Temporal Straightening as a Predictive Mechanism in Human Language Processing

Jiaming Xu1, Jerry Tang1, Alexander Huth2, Robbe L. T. Goris; 1University of Texas at Austin, 2The University of Texas at Austin

Presenter: Jiaming Xu

Predicting what comes next is central to how humans process language, and to how artificial language systems, trained on next-word prediction, learn flexible representations that support diverse tasks. Despite the importance of prediction in both systems, the neural mechanisms underlying prediction in the human brain remain poorly understood. Inspired by the temporal straightening hypothesis from vision neuroscience, we investigated predictive representations in language processing from a geometric perspective. This hypothesis proposes that the brain transforms complex inputs to follow straighter temporal trajectories in representational space, enabling prediction through linear extrapolation.
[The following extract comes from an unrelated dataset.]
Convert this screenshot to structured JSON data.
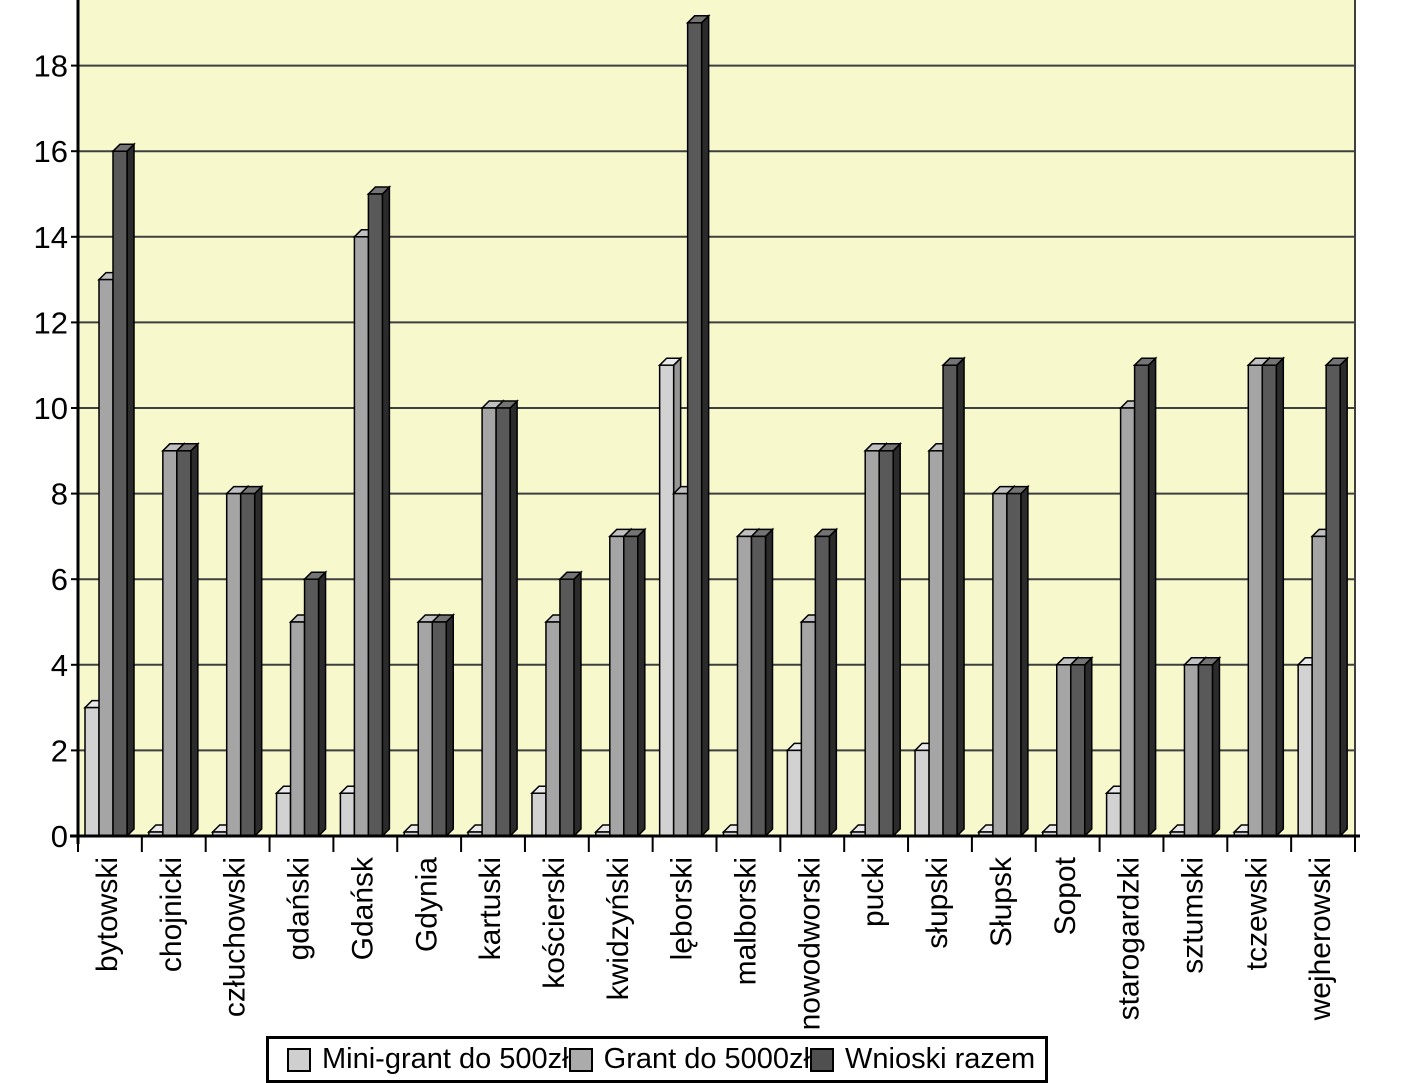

Here, we tested whether a similar principle applies to the human language system. Using fMRI data from subjects listening to a natural spoken narrative, we estimated representational timescale as a proxy for trajectory straightness across regions in the language processing hierarchy. We found that timescale increased in higher-order regions, indicating that neural trajectories become progressively straighter along the hierarchy. These findings offer a new perspective on predictive mechanisms in language, suggesting that temporal straightening may serve as a general organizing principle across different systems.